D'un point de vue économique, la pauvreté se traduit par une faible dotation en capital physique, humain et financier, l'exclusion d'une frange importante des forces de travail de la nation, une productivité du travail réduite, une déperdition des capacités de production. L'inégalité ou l'absence d'accès aux connaissances technologiques nécessaires à l'utilisation de ce capital  du choix individuel des gens, quant à l'allocation du temps entre le travail et le loisir, entre la consommation et l'épargne et enfin l'inégalité des chances de s'en sortir (Z. MAÏGA, 1999).

Le combat de la pauvreté s'est engagé depuis longtemps avec d'illustres économistes et des institutions internationales. Des plans et stratégies de lutte ont été créés, certains des points convergent tandis d'autres se contredisent.

Selon R. MALTHUS, secourir les pauvres, c'est multiplier la pauvreté. En effet, pour lui, la réduction de la pauvreté est difficile puisque les hommes augmentent de façon géométrique tandis que la progression des ressources suit un rythme arithmétique. Par conséquent, les lois sur les pauvres et l'assistance sont condamnées à un échec car elles favorisent la multiplication des plus pauvres. Il reconnaîtra plus tard que le progrès technique s'accompagne de revenus élevés. Sa stratégie de lutte est la limitation des naissances. Toutefois, il défend l'idée de l'école gratuite et obligatoire car les lumières apportées au peuple sont la meilleure façon de lutter contre la pauvreté.

A. SMITH a fait une importante contribution en expliquant la relation entre croissance et la pauvreté. Il prétend que celle-ci pourrait se résorber en adoptant des politiques appropriées et en favorisant la croissance économique. Il pense que l'économie moderne a besoin de division de travail, mais qu'elle risque de diminuer les opportunités d'emploi des travailleurs pauvres et d'aggraver la pauvreté. Pour éviter cela, il a suggéré à l'Etat de fournir des moyens permettant d'adapter la main d'oeuvre au marché du travail (AHO et Al, 1997).

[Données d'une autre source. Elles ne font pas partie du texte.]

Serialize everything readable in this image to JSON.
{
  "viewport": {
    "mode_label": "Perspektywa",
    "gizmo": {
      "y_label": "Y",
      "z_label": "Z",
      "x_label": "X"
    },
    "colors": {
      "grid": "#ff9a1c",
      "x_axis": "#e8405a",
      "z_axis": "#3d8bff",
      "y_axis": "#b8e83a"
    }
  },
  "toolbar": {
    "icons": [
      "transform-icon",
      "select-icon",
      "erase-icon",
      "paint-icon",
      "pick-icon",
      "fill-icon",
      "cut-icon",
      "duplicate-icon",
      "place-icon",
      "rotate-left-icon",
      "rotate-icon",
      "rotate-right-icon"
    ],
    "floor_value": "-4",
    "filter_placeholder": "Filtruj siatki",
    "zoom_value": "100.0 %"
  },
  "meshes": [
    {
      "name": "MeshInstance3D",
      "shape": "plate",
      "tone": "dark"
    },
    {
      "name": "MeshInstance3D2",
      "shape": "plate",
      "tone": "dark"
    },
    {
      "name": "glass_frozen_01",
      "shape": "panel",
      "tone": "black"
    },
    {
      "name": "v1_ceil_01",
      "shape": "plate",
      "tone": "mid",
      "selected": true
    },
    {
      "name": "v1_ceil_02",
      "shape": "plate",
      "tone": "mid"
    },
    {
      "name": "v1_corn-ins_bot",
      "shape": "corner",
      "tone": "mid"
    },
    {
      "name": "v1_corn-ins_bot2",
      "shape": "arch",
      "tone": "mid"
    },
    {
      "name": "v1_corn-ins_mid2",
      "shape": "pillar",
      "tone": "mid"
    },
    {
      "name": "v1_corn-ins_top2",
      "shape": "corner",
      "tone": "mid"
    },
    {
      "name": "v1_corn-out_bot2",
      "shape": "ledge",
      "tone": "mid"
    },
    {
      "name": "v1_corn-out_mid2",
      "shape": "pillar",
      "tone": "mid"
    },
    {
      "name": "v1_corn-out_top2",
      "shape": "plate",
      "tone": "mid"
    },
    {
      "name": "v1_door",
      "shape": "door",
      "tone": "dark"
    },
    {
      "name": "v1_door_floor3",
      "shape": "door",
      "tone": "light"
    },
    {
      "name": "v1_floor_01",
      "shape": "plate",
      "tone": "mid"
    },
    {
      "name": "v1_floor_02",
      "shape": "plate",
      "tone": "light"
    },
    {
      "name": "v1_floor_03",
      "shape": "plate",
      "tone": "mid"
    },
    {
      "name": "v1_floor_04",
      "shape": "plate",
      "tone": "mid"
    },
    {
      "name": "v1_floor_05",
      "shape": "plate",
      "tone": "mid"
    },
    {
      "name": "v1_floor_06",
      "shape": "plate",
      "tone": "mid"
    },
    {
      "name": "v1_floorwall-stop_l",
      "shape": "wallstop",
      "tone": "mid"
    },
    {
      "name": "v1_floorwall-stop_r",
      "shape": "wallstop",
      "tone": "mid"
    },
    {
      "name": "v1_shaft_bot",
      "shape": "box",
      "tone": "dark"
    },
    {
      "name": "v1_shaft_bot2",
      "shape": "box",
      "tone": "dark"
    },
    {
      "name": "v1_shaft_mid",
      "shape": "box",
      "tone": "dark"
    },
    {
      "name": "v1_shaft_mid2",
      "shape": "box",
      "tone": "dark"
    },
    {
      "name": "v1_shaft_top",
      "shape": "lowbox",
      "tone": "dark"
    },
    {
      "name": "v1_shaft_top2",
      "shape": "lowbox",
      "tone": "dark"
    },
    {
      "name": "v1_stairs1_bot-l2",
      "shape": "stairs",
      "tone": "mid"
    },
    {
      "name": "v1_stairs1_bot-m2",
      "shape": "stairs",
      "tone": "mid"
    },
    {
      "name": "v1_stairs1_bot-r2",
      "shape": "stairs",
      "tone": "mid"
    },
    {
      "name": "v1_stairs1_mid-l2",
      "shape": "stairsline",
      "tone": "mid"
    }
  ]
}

D. RICARDO a pour sa part soutenu que le progrès technique s'accompagne de salaires élevés et d'un déplacement de la main d'oeuvre de l'agriculture vers d'autres secteurs de l'économie, permettant de ce fait l'amélioration des conditions de vie des populations pauvres.

Pour SAMUELSON, les politiques de lutte contre la pauvreté s'articulent autour de deux points : l'Etat providence (pour assurer un niveau de vie minimum) et les programmes de garantie des revenus.

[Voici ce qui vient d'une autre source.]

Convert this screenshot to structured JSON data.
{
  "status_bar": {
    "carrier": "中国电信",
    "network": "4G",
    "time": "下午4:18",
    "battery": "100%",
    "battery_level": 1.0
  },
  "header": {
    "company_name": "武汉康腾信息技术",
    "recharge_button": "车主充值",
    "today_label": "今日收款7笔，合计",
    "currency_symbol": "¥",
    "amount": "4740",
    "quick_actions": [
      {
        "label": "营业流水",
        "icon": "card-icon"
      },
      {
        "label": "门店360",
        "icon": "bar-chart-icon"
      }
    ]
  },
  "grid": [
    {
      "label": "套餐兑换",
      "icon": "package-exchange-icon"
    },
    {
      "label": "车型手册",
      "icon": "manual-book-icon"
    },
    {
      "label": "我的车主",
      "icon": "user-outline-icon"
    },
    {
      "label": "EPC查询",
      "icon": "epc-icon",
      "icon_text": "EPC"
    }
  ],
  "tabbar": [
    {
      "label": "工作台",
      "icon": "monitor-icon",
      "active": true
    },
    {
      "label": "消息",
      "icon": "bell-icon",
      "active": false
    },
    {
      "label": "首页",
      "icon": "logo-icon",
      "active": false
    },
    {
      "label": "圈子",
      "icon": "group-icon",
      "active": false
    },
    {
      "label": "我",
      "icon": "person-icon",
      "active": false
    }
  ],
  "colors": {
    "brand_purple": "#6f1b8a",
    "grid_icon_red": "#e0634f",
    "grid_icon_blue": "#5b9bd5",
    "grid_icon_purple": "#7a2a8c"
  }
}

La plupart des débats sur la lutte contre la pauvreté mettaient l'accent sur le capital humain. SMITH considérait que de meilleurs soins permettent d'élever et la capacité de travail et le niveau des salaires qui améliorait la condition de vies des travailleurs. Les classiques préconisent des subventions à l'éducation de base qui permettent une meilleure formation et qui font croître la productivité et les initiatives privées.

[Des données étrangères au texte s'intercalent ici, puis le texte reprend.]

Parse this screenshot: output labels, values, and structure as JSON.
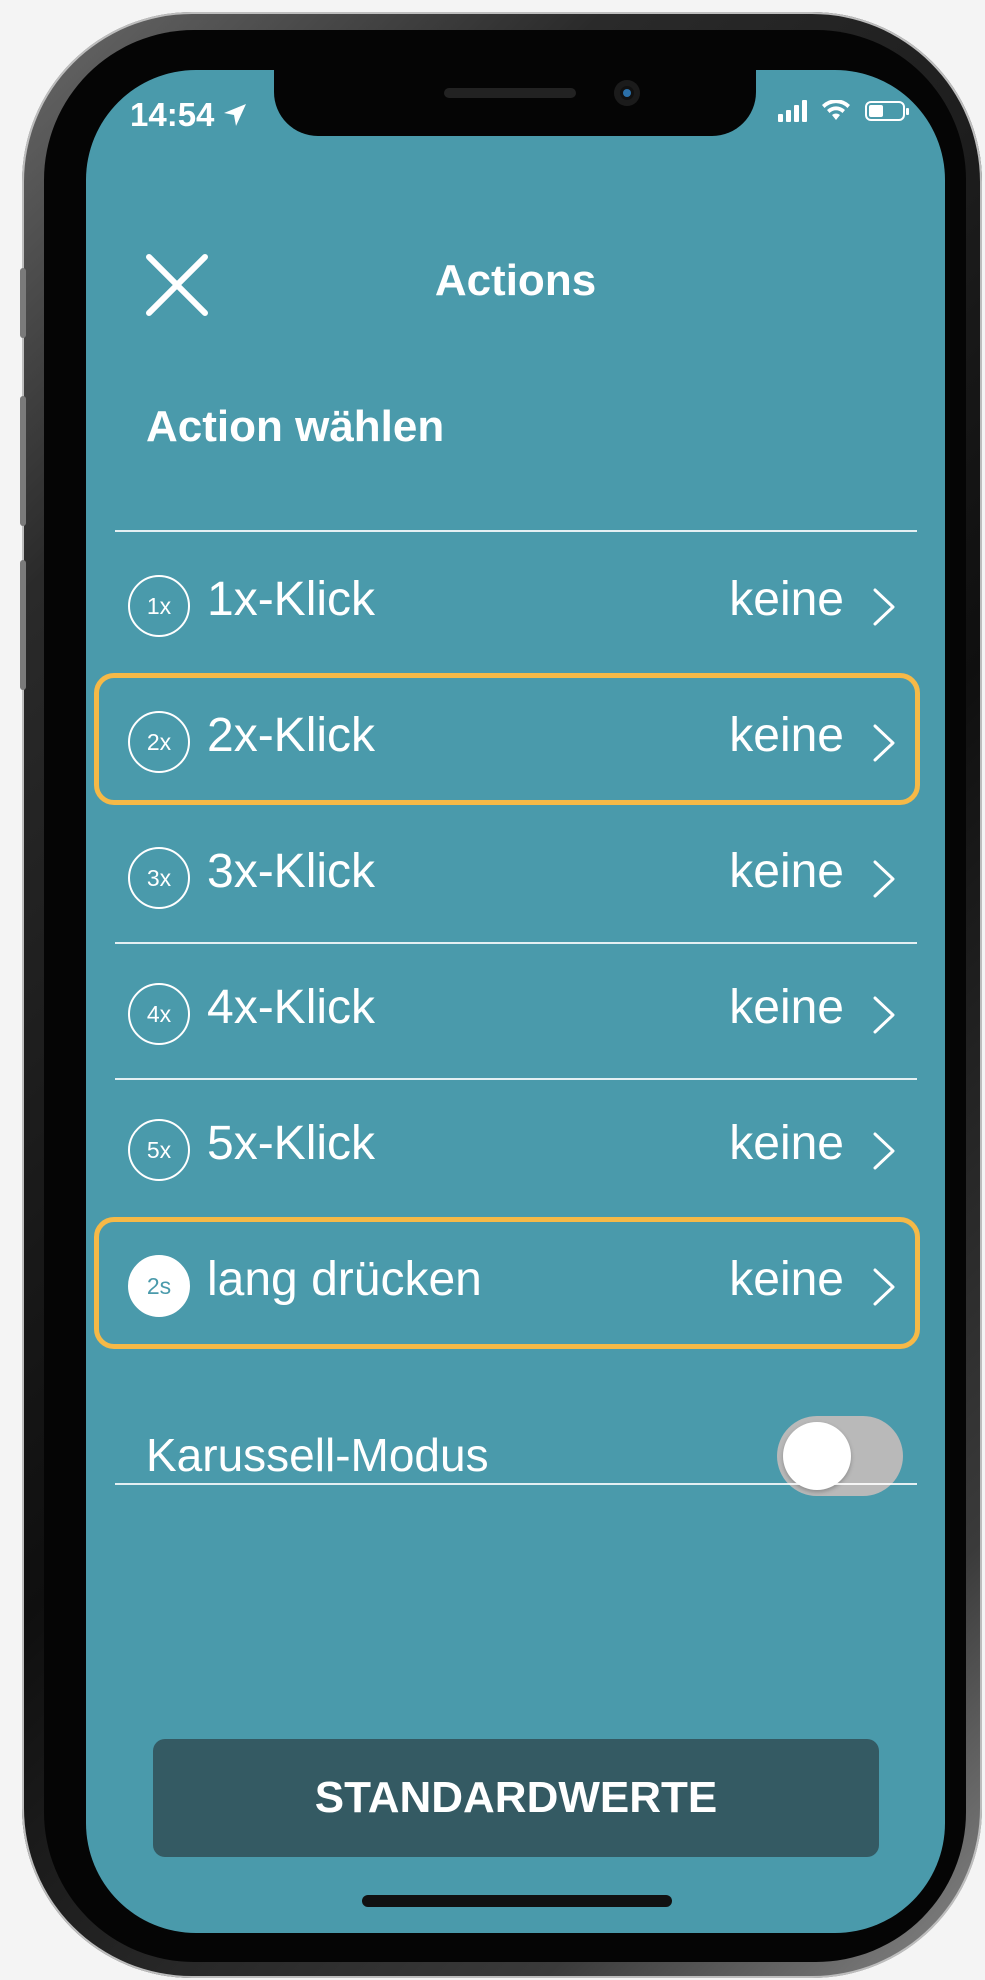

A partir des années 40, les stratégies de lutte contre la pauvreté ont pris une nouvelle tournure tout en ayant des similarités avec les anciennes. Ces politiques préconisaient nécessaire de faire jouer à l'Etat un rôle dans la redistribution des richesses entre les agents économiques. Cette fonction de l'Etat s'est traduite par l'apparition du concept d'Etat-providence.

Dans les années 60, les actions de lutte contre la pauvreté portaient entre autres sur les réformes financières, l'éducation de masse, l'amélioration des soins de santé. A cette époque, on accordait peu d'attention à la croissance agricole comme moyen de lutte contre la pauvreté. Jusqu'au milieu des années 70, les objectifs des programmes de lutte contre la pauvreté tournaient autour du concept de redistribution des richesses.

A NAÏROBI en 1973, il a été demandé de revoir les priorités en matière d'aide au développement. L'aide au développement doit maintenant se tourner vers les projets de développement rural pour aider les plus démunis. Ces interventions doivent cibler l'éducation, la santé, etc.

Cette orientation stratégique opérée par les Institutions de Bretton Woods est le fruit d'une réflexion en profondeur dont l'origine tient à l'aggravation de la pauvreté dans de nombreux pays en développement dans un contexte marqué par l'échec des Programme d'Ajustement Structurel remettant en cause la légitimité de ces institutions. Face aux critiques, un saut qualitatif a été fait pour mieux lutter contre la pauvreté. De cette réorientation découle deux courants de pensée qui ont leurs forces et faiblesses.

La première de ces approches est celle de la Banque Mondiale, qui est l'approche de la croissance du revenu. Cette approche suggère de se concentrer sur l'augmentation des revenus et de laisser les individus choisir librement l'allocation optimale des ressources selon leurs préférences. Elle est fondée sur le développement humain (DH), la promotion de la croissance et la mise en place de filets de sécurité. L'investissement et le filet de sécurité sont au centre de la lutte car ils permettent d'atténuer les conséquences les plus graves de la pauvreté. La croissance est la clé de voûte d'une politique de lutte contre la pauvreté. La croissance passe par l'accès des pauvres aux facteurs de production à des conditions simples, l'accroissement des facteurs de l'agriculture et du secteur informel. La limite de cette approche est que l'augmentation du revenu des ménages ne se traduit pas nécessairement par une amélioration des conditions de vie et par un meilleur accès aux services de base.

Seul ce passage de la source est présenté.